Three weeks after her death, as I strolled through Walmart, I took a sharp right turn into the book department, thinking, I wonder if Mary’s next book is out yet. That’s what I need. Then I remembered. There would never be a “next book.” I wish a new manuscript had been started, that could be completed by her Under Suspicion series co-author, Alafair Burke. But even if that wish comes true, I know I’ll want yet another book, and another. It’s like forever wishing I could have one more conversation with my parents.
Somewhere, there must be another mystery author for me. Not to fill Mary’s shoes, of course. But to offer a different friendship and a new escape from the real world. I don’t know who it is yet, but I’m determined to find him or her.

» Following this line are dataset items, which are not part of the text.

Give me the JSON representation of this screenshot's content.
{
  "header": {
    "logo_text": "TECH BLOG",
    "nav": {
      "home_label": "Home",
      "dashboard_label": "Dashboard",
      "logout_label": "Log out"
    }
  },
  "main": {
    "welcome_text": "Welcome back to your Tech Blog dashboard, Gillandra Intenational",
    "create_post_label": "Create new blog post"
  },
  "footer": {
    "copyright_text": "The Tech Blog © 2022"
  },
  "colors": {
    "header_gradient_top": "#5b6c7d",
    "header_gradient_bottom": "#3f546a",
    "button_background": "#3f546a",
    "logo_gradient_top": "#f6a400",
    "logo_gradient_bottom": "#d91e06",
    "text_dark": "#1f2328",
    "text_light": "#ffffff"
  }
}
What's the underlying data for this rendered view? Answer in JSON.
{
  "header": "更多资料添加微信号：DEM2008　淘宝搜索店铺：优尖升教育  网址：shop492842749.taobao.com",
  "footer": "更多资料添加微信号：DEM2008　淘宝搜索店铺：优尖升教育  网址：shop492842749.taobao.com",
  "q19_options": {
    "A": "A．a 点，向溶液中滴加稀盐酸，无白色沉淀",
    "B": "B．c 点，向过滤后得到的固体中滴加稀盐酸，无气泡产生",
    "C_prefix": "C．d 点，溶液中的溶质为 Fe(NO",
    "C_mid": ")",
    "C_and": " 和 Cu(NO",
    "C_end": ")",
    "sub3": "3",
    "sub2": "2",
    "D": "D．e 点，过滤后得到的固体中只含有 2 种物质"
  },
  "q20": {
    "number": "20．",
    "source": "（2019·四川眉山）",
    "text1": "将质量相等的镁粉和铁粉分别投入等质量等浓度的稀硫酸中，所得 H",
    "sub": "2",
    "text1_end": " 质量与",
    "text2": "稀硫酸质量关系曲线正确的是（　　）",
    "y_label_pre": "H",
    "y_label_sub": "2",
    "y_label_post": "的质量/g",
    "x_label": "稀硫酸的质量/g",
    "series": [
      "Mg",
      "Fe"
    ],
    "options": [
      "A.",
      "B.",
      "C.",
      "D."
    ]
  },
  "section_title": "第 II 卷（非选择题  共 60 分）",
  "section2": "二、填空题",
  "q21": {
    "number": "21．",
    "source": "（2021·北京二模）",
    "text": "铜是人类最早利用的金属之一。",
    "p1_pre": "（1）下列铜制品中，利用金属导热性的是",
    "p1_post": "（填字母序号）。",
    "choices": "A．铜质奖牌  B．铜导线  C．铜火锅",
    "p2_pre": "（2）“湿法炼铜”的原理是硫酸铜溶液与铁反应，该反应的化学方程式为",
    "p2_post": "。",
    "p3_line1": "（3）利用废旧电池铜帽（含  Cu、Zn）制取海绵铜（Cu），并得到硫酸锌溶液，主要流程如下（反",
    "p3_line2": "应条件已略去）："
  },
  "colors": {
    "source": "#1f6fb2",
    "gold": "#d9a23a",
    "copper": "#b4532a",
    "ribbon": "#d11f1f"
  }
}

Last week, as I sadly thought about a world without MHC, I thought, What do writers do in heaven? Edit the Ten Commandments? Help poor souls like me fight the evil one – The Dangling Participle? Edit their earthly histories to make themselves look better for Celestial Group Share time? I don’t know. But I’d like to think that Mary is hanging out with Mom, and Mom is telling her, “Thank you for helping my daughter through some rough times. She admires you, and would’ve loved to have had coffee with you and chatted.”
We will meet, eventually. Not today or tomorrow, probably. But one day, we’ll have eternity to talk about writing and murder – although the latter subject may be taboo up there – and what it means to reach into the hearts of our readers and become friends. That’s one of my blessings that comes from writing for an audience – forming friendships with people I’ve never met, and strengthening bonds with friends I had prior to writing for them. Every time I sit at my laptop, and put my life into words, it’s about relationship more than anything else.
Thank you, dear reader, for being a friend.